Known Bugs and Pitfalls

'noauto' fstab option

In the past, yast created fstab entries for encrypted volumes with the 'noauto' option. This was necessary as boot.crypto ran after boot.localfs and mounted volumes itself. Nowadays, the fstab option 'nofail' exists, which allows the boot scripts to mount the volume if possible, but continue boot if the volume fails. Since the sysv scripts are not used with systemd anymore and systemd strictly honors the 'noauto' option, old fstab entries must be converted to use 'nofail' instead.

It is also recommended to set the fs_passno column in fstab (sixth field) to '2' to enable file system checks.
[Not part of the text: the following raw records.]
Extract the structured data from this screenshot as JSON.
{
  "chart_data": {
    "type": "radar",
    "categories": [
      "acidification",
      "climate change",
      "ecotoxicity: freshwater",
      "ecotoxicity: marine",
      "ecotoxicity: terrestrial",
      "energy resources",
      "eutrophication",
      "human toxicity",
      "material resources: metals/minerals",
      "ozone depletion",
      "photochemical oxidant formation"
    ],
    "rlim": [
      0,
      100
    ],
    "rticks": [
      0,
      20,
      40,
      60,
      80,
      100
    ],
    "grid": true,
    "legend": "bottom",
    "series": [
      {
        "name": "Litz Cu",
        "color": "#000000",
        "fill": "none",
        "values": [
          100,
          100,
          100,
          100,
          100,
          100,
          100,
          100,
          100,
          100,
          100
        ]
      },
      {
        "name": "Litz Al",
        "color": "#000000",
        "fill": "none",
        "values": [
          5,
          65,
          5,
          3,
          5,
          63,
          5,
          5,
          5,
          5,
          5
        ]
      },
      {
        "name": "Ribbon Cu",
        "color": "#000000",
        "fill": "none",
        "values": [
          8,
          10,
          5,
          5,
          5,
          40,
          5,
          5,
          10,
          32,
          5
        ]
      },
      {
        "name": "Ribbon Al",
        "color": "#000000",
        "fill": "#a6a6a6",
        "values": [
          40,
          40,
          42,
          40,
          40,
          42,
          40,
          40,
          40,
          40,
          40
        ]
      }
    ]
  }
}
international keyboard layouts

When changing a passphrase while using a non-US keyboard layout, make sure to not enter characters that are only available via special X input methods. The boot.crypto scripts only honor the settings in /etc/sysconfig/keyboard which may differ from the X keyboard layout. When using an encrypted root partition, no non-US layouts are supported at all, as the initrd currently does not support including keymaps.

openSUSE 10.3

  • originally 'mount' and 'losetup' could not set up images that used the old 'loop_fish2' kernel module ('twofish', 'twofishSL92') instead of 'cryptoloop'. An online update reintroduced that feature. In contrast to previous distributions presence of the 'loop_fish2' module however does no longer change the meaning of 'twofish256' (see also #twofishSL92_volume).
  • the implicit default hash function for algorithms with 128 bit key length (e.g. 'aes128') previously was 'sha256'. On 10.3 it's accidently 'sha512' but got corrected in newer distributions. Please always explicitly specify the hash function to avoid confusion.